Both positions are named in honor of Thomas Golden, a national disability policy and practice leader who was serving as the institute’s executive director when he died in 2020. In 2021, K. Lisa Yang ’74, benefactor of the K. Lisa Yang and Hock E. Tan Institute on Employment and Disability, established a named directorship, as well as a named courtyard at ILR, through gifts honoring Golden’s legacy.
“After a national search last fall, deep reflection about the contemporary needs of our institute, and in recognition of internal leadership talent, we have decided to create two director positions to best serve the current and future needs of our organization,” said Susanne M. Bruyère, who will continue as the institute’s academic director.
The institute’s staff has doubled to nearly 70 people in the past 10 years with the expansion of regional, state, national and global projects to promote disability equity, she said. Yang-Tan Institute focus areas include: Workplace Issues, Health & Wellbeing, Community Inclusion, Data, Education & Learning and Emerging Topics.
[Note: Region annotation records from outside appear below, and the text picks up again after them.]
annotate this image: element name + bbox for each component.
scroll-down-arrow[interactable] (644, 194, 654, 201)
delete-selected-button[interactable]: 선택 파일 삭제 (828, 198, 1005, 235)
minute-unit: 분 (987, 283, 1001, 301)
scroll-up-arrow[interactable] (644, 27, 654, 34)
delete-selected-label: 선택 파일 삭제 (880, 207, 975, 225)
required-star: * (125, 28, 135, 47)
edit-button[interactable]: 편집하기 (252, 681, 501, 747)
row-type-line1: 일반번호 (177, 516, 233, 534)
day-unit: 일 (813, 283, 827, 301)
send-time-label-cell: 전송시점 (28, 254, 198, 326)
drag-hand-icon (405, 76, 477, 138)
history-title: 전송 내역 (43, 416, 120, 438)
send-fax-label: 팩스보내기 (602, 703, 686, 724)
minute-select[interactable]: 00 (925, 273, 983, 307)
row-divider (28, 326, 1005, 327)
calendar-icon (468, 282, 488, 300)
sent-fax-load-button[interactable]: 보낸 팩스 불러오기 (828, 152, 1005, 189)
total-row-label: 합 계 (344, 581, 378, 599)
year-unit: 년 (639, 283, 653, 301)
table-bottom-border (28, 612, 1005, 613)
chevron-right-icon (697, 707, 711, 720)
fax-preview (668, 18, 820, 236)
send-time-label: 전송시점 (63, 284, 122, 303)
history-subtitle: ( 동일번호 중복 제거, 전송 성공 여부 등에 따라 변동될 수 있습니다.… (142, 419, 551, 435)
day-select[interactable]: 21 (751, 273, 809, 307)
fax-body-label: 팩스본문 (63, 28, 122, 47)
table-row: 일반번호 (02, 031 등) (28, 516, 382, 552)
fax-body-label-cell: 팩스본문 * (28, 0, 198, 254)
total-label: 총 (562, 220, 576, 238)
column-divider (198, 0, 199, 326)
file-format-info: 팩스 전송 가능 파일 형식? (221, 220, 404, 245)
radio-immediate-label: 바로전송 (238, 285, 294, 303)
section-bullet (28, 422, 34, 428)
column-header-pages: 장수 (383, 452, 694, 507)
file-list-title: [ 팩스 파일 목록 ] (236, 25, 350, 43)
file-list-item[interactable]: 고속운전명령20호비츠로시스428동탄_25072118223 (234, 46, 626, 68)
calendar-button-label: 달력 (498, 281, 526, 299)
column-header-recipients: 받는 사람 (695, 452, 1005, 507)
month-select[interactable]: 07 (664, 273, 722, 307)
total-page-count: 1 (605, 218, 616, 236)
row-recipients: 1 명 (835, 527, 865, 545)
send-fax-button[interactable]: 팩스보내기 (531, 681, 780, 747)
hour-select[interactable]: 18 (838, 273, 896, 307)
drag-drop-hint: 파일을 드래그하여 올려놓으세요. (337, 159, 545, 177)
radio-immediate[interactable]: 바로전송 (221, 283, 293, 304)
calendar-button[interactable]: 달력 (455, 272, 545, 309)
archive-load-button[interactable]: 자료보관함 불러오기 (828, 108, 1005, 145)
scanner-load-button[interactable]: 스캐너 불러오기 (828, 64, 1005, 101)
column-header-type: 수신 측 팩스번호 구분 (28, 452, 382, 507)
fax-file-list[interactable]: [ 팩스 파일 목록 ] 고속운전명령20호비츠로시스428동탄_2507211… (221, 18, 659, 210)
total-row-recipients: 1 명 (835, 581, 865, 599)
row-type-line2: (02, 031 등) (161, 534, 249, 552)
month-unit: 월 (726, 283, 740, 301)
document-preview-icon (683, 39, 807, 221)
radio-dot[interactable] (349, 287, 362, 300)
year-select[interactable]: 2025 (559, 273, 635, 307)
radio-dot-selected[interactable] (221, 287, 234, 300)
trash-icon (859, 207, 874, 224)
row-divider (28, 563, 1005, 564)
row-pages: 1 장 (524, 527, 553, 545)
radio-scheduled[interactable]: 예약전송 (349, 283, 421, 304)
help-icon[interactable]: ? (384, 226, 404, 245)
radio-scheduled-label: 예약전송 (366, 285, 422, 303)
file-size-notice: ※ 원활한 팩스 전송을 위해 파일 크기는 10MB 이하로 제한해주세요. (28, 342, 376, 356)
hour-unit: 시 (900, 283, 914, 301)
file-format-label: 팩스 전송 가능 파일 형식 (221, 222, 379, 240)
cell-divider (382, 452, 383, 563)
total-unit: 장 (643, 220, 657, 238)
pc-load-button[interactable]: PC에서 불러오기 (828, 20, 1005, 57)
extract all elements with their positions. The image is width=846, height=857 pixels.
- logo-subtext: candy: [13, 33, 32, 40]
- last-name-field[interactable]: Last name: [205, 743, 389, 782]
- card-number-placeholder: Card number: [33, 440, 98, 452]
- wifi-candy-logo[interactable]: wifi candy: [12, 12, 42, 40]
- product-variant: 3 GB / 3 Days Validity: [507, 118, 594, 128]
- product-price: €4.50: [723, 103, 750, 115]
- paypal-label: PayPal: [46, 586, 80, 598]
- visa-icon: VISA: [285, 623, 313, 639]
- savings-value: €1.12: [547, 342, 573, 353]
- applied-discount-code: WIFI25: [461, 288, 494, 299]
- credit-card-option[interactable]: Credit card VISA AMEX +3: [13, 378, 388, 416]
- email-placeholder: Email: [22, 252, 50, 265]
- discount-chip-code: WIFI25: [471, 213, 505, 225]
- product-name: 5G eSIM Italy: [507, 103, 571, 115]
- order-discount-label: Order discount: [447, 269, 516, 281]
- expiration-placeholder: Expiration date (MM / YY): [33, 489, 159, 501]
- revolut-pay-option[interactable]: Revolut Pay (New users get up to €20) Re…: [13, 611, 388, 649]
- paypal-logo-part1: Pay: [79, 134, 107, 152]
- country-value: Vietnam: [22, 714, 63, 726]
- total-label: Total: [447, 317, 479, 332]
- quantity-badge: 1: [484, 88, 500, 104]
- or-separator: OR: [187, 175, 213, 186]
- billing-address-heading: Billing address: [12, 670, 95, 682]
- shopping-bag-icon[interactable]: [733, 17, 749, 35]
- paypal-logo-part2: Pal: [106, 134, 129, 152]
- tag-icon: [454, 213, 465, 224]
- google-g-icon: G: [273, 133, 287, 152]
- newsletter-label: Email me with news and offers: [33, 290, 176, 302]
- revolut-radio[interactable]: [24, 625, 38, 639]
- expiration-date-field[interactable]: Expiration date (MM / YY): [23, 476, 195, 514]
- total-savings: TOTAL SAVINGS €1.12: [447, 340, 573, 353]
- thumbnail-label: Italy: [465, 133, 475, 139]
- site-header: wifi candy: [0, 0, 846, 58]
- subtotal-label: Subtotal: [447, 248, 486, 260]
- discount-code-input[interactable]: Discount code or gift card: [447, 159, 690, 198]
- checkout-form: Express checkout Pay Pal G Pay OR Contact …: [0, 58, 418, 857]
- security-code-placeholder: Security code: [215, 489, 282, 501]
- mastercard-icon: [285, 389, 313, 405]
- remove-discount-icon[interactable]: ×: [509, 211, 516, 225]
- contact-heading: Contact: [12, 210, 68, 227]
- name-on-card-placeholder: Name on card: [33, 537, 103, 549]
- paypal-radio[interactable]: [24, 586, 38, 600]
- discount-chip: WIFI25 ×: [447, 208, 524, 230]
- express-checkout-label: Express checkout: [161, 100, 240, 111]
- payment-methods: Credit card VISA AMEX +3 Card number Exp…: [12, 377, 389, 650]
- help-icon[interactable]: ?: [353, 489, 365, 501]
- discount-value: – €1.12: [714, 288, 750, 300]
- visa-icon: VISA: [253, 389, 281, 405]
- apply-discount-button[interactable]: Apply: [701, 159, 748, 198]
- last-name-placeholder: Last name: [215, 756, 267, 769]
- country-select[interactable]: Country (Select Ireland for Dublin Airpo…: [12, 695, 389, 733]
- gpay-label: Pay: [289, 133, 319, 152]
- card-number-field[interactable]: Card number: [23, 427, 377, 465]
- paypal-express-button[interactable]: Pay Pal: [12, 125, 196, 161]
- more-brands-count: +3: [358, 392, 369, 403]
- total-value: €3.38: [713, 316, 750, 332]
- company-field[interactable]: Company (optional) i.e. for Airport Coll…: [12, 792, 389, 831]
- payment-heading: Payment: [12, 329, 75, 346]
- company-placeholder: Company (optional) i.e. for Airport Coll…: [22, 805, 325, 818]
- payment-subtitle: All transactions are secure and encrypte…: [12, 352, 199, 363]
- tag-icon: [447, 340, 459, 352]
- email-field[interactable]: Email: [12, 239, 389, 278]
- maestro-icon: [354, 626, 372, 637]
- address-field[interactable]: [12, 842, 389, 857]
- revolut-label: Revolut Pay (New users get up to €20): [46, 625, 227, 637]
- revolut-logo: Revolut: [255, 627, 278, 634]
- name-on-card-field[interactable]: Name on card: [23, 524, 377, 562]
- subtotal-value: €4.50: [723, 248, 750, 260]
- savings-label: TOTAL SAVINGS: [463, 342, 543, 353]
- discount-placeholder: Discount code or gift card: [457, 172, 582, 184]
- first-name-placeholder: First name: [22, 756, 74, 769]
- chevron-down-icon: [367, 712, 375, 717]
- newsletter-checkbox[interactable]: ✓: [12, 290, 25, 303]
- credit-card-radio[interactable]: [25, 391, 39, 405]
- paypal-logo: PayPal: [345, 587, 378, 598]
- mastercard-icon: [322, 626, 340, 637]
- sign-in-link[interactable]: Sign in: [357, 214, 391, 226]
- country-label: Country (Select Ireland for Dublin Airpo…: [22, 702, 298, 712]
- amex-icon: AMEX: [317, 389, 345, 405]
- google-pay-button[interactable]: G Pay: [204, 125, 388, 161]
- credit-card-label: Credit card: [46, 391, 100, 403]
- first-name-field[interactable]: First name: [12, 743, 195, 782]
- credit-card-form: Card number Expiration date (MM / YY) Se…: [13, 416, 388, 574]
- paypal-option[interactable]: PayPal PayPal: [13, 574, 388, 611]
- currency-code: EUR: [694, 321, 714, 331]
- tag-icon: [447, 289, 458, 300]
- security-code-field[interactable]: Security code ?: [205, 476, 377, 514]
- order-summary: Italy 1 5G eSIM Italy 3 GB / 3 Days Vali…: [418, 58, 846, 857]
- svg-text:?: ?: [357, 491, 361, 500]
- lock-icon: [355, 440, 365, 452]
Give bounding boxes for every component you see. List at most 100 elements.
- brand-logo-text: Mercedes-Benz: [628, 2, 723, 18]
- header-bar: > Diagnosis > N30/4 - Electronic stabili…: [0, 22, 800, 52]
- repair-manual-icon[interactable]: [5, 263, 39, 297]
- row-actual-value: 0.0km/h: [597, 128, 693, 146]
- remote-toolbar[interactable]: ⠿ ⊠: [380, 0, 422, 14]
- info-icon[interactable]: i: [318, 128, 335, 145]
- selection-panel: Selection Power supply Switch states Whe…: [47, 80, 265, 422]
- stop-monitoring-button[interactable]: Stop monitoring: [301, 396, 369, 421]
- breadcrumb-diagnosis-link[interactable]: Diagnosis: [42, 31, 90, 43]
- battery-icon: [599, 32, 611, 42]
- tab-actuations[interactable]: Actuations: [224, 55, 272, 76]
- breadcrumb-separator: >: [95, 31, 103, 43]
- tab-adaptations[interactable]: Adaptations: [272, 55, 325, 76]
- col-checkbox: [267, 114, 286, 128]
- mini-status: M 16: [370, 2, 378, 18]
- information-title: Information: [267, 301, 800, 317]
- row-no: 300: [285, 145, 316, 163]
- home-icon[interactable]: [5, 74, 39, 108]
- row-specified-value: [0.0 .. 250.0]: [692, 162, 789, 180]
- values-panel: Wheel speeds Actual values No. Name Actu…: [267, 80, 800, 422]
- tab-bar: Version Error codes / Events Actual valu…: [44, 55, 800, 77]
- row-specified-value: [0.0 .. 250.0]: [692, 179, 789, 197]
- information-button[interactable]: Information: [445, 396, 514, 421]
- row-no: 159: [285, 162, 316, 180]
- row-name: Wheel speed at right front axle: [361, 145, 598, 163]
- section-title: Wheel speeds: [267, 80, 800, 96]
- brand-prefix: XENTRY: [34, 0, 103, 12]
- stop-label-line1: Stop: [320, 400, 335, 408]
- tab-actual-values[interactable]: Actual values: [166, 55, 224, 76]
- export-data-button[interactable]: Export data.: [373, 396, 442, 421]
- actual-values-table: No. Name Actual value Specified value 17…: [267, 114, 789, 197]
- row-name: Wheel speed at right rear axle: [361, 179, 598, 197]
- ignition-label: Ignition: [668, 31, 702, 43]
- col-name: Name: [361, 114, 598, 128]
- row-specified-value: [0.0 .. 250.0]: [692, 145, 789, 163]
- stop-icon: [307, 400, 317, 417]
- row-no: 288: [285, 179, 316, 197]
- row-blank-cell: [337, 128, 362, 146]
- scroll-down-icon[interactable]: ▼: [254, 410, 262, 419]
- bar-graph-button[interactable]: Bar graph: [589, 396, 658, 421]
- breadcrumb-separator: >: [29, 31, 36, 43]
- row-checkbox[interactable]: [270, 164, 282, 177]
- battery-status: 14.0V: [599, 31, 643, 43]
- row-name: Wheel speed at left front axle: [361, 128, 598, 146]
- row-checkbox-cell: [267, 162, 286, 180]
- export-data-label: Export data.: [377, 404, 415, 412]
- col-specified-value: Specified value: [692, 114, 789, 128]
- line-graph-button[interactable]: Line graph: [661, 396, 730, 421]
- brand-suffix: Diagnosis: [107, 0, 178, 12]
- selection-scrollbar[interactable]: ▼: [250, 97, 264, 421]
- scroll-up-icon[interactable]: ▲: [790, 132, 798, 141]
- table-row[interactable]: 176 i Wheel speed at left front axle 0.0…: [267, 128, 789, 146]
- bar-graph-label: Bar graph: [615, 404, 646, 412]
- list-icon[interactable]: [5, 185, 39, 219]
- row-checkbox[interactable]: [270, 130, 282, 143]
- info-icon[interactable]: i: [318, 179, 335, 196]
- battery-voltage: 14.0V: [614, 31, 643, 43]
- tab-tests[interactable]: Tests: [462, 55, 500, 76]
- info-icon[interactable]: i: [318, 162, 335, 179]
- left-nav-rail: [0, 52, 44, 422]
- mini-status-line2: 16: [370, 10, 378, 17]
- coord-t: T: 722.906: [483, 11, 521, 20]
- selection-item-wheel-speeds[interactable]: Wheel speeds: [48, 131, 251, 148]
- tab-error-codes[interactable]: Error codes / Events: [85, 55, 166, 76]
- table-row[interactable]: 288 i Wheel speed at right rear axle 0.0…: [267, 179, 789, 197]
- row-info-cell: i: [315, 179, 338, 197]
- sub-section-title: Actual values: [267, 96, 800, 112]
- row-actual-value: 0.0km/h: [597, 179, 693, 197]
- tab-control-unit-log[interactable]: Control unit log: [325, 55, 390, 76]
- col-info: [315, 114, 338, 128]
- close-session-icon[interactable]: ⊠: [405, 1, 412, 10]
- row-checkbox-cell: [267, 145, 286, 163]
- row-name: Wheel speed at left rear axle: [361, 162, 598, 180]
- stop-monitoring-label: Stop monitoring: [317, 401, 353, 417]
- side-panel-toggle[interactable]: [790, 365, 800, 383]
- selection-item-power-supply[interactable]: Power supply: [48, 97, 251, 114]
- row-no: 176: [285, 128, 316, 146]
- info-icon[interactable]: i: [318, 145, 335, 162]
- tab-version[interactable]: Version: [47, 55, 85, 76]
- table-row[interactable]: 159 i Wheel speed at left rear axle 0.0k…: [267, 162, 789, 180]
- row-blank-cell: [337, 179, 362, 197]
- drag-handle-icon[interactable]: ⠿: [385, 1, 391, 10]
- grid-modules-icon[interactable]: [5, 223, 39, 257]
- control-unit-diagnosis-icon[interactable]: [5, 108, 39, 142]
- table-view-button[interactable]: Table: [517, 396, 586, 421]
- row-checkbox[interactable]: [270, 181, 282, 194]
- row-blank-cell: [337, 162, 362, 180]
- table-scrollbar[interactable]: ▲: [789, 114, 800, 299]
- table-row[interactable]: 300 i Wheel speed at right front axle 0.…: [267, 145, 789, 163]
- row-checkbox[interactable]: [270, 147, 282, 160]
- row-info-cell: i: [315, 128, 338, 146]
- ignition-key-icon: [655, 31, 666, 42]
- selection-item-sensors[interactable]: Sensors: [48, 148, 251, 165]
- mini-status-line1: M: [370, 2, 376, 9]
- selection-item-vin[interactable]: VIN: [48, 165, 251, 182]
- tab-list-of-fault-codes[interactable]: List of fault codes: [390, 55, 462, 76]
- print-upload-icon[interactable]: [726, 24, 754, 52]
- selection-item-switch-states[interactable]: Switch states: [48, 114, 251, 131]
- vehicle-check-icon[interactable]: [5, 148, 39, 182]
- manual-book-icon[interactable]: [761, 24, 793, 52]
Alex Colvin, Ph.D. ’99, ILR’s Kenneth F. Kahn ’69 Dean and Martin F. Scheinman ’75, M.S. ’76, Professor of Conflict Resolution, said, “For nearly 60 years, the Yang-Tan Institute has advanced knowledge, policies and practices to support people with disabilities in workplaces, schools and communities. The new positions reflect the continued deepening of our commitment.”
Associate Dean for Outreach and Sponsored Research Ariel Avgar, Ph.D. ’08, said, “We are incredibly grateful to Lisa Yang for supporting the institute’s mission, especially in a way that memorializes Thomas Golden, who modeled inclusion every day, not only in the national disabilities policies he helped shape, but in his interpersonal interactions. Leadership by Wendy and Andrew through the new positions will help extend the vision that Thomas personified.”